Il est intéressant d'examiner les positions de Roland Barthes sur l'art de masse car elles illustrent bien les impasses du sémio-structuralisme (et, indirectement, des media studies, qui se réfèrent constamment au structuralisme) dans l'opposition entre culture de masse et culture « cultivée ».

 

« Œuvre de masse et explication de texte »

 

Dans un texte issu d'un dossier sur « enseignement et culture de masse » (« Œuvre de masse et explication de texte », Communications, mars 1963), Barthes résume assez bien les idées de la critique savante de son temps sur la culture populaire. Le document est précieux car les fameuses caractéristiques de la culture de masse (identifiée empiriquement comme ce qui passe par les moyens de communication de masse, radio, télé, cinéma, etc.) n'ont jamais été remises en cause par la suite. Selon Barthes :

1. Les arts de masse relèvent d'une logique de consommation de masse et d'une logique de production industrielle (elles sont produites « en vue d'une diffusion massive par les voies de communication de masse »).

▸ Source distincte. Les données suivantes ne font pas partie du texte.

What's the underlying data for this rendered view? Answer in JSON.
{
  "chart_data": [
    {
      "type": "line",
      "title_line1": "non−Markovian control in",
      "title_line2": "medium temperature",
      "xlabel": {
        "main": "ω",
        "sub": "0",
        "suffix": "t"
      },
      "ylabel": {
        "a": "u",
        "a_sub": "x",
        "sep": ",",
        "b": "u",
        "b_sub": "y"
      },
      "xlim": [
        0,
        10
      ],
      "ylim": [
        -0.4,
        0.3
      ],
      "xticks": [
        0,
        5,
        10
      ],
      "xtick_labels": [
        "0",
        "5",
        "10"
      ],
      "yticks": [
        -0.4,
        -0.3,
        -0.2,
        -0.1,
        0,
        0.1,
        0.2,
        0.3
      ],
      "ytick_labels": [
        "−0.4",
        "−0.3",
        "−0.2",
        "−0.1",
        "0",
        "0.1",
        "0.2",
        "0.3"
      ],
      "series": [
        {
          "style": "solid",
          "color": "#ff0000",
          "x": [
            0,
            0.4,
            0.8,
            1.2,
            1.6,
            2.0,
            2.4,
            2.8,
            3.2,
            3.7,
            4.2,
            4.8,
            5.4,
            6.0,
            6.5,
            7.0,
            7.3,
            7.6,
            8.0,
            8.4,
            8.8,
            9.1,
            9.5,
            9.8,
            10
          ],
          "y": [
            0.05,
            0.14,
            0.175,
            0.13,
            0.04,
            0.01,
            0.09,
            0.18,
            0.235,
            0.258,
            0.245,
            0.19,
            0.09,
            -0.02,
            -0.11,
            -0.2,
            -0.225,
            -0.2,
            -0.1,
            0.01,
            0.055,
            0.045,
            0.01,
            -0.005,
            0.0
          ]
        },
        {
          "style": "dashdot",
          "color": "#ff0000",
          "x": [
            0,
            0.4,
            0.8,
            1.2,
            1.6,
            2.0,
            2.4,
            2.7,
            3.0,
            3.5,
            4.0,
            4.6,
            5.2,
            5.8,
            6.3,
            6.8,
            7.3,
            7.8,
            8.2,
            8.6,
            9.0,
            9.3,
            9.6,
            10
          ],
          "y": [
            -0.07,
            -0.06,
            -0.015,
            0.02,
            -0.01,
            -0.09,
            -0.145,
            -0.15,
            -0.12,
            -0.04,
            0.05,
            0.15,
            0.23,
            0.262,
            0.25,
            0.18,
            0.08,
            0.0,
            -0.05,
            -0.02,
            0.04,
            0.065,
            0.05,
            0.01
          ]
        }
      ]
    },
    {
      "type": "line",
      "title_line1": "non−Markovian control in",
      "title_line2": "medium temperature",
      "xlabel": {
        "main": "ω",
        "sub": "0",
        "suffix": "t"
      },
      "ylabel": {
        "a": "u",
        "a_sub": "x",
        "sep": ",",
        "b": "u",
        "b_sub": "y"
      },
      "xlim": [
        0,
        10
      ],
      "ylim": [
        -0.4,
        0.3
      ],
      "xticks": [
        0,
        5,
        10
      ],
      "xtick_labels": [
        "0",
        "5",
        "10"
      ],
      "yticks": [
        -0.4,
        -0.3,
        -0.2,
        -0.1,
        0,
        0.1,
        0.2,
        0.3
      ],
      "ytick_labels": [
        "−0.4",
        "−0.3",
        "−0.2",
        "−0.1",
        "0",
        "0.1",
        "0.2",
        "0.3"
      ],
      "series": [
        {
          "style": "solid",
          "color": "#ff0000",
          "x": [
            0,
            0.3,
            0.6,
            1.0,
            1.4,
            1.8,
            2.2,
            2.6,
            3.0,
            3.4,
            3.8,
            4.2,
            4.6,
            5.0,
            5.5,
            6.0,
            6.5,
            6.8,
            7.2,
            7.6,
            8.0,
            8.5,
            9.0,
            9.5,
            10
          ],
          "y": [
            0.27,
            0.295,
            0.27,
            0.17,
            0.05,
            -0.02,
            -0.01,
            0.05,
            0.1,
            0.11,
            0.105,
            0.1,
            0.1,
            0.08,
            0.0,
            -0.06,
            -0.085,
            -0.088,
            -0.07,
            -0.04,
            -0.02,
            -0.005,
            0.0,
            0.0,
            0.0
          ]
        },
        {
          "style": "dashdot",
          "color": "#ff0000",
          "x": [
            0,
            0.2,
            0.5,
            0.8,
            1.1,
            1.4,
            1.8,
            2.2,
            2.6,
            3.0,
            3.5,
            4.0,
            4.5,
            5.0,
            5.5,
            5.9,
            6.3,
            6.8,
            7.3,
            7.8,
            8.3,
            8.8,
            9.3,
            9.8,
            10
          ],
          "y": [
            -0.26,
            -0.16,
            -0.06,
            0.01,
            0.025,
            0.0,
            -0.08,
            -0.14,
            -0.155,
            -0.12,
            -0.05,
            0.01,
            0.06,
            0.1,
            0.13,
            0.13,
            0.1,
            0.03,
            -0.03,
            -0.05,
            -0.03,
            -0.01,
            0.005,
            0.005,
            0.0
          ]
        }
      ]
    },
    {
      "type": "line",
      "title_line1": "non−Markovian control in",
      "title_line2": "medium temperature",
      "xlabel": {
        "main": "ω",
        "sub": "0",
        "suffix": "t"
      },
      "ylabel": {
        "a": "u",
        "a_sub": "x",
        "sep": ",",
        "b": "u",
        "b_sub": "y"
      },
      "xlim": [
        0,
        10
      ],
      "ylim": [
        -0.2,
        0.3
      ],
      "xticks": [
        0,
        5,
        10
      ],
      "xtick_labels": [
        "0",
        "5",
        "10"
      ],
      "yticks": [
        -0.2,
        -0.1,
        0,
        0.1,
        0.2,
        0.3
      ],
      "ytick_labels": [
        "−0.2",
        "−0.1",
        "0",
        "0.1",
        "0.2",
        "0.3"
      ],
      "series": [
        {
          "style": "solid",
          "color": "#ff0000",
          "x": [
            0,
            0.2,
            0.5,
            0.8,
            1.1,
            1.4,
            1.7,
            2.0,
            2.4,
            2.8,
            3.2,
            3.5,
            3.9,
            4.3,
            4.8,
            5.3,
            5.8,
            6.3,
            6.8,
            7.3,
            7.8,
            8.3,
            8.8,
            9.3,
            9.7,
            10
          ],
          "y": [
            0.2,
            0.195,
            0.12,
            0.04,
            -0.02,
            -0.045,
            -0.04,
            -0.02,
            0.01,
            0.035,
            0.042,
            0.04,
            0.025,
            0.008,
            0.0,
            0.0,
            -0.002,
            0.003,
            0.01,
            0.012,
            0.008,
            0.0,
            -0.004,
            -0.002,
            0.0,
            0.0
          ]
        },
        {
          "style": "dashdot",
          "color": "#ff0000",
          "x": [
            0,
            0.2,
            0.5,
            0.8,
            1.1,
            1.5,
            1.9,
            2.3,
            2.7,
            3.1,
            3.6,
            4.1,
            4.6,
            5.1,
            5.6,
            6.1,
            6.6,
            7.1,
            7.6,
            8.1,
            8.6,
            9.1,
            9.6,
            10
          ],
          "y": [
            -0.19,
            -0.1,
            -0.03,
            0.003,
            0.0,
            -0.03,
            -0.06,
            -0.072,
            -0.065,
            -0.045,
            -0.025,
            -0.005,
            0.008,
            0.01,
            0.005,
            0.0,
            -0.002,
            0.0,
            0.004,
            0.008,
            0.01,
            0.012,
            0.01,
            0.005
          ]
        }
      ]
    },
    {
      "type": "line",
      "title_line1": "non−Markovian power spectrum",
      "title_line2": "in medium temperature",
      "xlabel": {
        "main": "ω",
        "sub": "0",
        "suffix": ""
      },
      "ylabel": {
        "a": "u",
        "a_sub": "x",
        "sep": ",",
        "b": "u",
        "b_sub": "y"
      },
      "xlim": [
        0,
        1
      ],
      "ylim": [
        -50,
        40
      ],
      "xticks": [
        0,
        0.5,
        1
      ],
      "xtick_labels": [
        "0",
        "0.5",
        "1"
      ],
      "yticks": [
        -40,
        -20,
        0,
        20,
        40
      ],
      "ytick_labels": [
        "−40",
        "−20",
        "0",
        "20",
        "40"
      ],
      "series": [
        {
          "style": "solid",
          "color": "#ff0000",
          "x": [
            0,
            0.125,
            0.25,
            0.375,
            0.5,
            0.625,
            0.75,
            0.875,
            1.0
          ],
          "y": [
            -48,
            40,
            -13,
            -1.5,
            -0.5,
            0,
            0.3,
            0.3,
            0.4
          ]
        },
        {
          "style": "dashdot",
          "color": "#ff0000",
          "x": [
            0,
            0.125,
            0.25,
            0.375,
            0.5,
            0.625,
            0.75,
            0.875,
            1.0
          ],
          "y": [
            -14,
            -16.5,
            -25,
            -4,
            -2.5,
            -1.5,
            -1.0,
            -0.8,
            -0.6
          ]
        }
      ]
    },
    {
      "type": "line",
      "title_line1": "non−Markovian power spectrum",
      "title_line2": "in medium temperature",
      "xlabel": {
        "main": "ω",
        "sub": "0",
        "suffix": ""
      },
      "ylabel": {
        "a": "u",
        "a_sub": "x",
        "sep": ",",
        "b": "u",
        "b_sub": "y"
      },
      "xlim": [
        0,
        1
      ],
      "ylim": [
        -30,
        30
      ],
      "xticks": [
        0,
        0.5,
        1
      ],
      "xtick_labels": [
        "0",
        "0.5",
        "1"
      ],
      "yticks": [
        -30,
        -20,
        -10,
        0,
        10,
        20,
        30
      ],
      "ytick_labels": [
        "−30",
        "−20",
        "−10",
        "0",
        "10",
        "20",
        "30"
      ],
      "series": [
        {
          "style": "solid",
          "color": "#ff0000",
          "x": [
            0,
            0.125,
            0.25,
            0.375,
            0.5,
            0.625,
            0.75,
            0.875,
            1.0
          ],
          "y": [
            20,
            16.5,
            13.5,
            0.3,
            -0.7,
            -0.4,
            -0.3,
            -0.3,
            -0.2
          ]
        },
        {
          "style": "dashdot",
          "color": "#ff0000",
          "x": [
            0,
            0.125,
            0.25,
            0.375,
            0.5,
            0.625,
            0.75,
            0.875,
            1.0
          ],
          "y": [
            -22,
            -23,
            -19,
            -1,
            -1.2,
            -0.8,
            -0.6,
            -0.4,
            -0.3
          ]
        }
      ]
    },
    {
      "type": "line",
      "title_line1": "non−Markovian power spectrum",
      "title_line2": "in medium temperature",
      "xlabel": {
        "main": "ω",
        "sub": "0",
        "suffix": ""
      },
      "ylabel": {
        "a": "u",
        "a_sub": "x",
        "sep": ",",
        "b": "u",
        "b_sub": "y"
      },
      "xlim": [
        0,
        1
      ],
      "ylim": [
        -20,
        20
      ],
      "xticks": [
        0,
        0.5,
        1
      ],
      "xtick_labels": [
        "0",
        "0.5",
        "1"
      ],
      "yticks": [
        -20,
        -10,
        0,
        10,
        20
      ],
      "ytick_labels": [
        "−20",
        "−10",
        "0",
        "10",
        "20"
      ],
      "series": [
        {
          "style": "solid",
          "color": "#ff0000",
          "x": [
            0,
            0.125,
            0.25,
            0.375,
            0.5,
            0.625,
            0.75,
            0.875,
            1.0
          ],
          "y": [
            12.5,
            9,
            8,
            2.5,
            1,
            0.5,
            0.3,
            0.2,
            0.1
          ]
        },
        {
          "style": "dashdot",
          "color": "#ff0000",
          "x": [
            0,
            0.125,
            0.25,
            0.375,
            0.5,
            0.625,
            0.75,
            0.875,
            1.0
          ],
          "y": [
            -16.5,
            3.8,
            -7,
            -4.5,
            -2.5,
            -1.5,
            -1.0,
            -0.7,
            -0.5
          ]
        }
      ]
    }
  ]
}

2. Elles sont extra-linguistiques (visuelles, par exemple) ou mixtes (« mêlant des codes différentes, parole, image, musique »). Barthes pense évidemment au cinéma, mais le critère s'applique bien à la BD, constamment décrite par ses théoriciens comme mixte, car mélangeant le code de l'image et celui de la langue).

3. Les œuvres de masse sont désacralisées car non anthologiques (alors que les œuvres de la culture cultivée sont « passées au filtre d'une culture et d'une histoire »). Barthes en conclut que le problème de leur valeur n'est pas réglé lorsqu'on propose les œuvres de masse à l'élève et qu'il n'est peut-être pas nécessaire de le poser. Il arrive dès lors au quatrième critère :

4. La fonction de l'œuvre de masse est d'être consommée, d'où il découle qu'en la prélevant pour l'étudier, on la trahit peut-être. (« L'œuvre de masse est peut-être fondamentalement une œuvre immédiate, c'est-à-dire dépourvue de toute médiation éthique : c'est ainsi qu'elle est consommée, c'est là sa finalité, sa fonction profonde dans la société toute entière, et il n'est pas sûr qu'en la sélectionnant, on en la "manque" pas. »)

5. La structure de l'œuvre de masse diffère de celles des œuvres cultivées, car l'œuvre de masse « met ouvertement en œuvre de grands modèles collectifs  ». Barthes note deux points en particulier : a) dans l'œuvre de masse, les thèmes sont prédominants et ces œuvres appellent par conséquent une critique thématique ; b) les impératifs de consommation soumettent l'œuvre de masse à des contraintes très strictes. Barthes donne l'exemple d'un film à grand spectacle mettant en scène des mongols et note que le traité de paix qu'on s'apprête à conclure ne peut par définition être signé, puisque le film ne peut s'arrêter au bout d'une demi-heure. Le spectateur sait donc qu'il y aura une péripétie (une trahison), tout comme il sait que le film se terminera par une bataille à grand spectacle. Barthes parle au sujet de l'ensemble des contraintes de ce type de pertinence interne. On reconnaît ici la notion de code surdéterminé ou redondant des media studies.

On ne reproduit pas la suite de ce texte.